Kızılelma Köyü’nde Kuzey Biga Madencilik tarafından gerçekleştirilen ÇED toplantısında ve sonrasında yaşananların ibret verici olduğunu belirten Nalbant; “16 Ekim 2012 Salı günü Çan İlçesi Kızılelma Köyünde Ağı Dağı Altın Madeni Ocağı Projesi kapasite artırımı ÇED’i yapıldı. ÇED öncesinde ÇED sırasında ve sonrasında yaşananlar ibret vericidir. 14 Ekim 2012 Pazar günlü Alamos Gold Şirketinin borazanı, Alamos Gold un sesi haline dönüşmüş yerel gazetede ‘siyanürden değil, klordan kork’ haberi yayınlandı. Haberde özetle siyanürün dünya üzerinde hiç ölüme neden olmadığı, kanser yapmadığı, klorun kansorejen olduğu iddiası firma yetkilisinin ağzından manşetten verildi. Gazetenin bu baskısı çoğaltılarak 16 Ekim günü Kızılelma ÇED toplantısında katılanlara dağıtıldı. Bu cesurca, cahilce ve halkın sağlığı açısından çok tehlikeli ve yanlış haberi yayınlayan gazete Çanakkale Tabip Odasının konu ile ilgili basına açıkladığı gerçekleri anlatan ve haberi yalanlayan bilimsel raporunu her nedense yayınlamadı” diye konuştu.
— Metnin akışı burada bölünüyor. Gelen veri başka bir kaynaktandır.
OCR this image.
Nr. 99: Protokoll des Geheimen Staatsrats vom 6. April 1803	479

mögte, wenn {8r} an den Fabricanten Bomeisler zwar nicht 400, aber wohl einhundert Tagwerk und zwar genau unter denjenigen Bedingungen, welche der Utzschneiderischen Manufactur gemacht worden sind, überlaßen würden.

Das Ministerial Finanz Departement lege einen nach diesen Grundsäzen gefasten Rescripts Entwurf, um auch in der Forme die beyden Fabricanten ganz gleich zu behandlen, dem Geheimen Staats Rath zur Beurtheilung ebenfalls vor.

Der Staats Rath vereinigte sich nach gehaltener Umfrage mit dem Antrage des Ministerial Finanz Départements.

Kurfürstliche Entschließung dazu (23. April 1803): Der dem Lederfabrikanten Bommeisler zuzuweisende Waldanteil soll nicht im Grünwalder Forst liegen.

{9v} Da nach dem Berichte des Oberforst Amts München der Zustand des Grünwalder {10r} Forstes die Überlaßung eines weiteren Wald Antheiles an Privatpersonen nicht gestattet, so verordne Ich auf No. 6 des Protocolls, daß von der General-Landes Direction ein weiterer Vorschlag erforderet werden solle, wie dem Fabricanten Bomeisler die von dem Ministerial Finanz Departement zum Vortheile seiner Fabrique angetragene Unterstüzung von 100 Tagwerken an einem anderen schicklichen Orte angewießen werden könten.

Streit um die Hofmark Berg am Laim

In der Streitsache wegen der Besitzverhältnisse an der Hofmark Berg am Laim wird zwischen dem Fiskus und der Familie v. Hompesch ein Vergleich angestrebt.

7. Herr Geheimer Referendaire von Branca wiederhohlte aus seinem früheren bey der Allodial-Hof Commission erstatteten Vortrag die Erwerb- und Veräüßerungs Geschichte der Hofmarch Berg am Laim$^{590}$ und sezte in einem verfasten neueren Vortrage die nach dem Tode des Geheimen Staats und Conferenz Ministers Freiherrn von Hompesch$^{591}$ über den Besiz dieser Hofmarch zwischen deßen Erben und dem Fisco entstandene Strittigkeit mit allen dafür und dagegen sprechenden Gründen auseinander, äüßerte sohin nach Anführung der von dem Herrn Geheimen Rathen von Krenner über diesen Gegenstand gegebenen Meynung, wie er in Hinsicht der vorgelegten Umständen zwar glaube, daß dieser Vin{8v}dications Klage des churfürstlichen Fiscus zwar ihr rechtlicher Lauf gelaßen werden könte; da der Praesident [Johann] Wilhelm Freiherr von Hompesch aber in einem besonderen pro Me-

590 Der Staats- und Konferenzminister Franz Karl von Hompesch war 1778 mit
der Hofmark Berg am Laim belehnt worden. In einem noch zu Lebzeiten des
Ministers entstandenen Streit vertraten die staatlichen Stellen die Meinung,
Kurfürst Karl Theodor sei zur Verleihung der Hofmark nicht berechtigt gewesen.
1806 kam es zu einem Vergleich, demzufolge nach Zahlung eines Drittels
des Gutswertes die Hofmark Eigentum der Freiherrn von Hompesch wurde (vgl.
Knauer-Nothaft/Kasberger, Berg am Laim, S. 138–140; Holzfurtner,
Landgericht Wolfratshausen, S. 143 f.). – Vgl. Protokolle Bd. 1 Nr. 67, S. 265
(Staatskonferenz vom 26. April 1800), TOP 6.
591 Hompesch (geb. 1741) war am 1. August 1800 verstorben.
“Basın etiği ile bağdaşmamaktadır”
Kazdağları için hayatını ortaya koyan ve yaptıkları mücadelelerle tüm Türkiye`ye örnek olan, onurlu ve yurtsever insanların mücadelesini ‘Bir grup protestocu’ yaftalaması ile haber yapmanın, basın etiği ile bağdaşmadığını ifade eden Nalbant; “Yine 16 Ekim günü köye gidip ÇED toplantısında altın tekellerinin yalanlarını tüm katılanların huzurunda çok uluslu tekellerin yüzlerine haykıran, kamu adına sorular soran, yedi yılı aşkın süredir yaşam alanlarımızla ilgili mücadele veren, yaptıkları mücadelede tüm Türkiye`ye örnek olan, onurlu ve yurtsever insanların mücadelesini "bir grup protestocu" yaftalaması ile haber yapmak, basın etiği ile bağdaşmamaktadır. Kamu adına sorulan sorulara şirket yetkililerinin hemen hiçbir cevap verememelerini haber yapmamakta aynı anlama gelmektedir. Gücünü haklılığından alan bu değerli topluluk, kar topu gibi büyüyerek onurlu mücadelesini bundan böylede sürdürmeye devam edecektir” dedi.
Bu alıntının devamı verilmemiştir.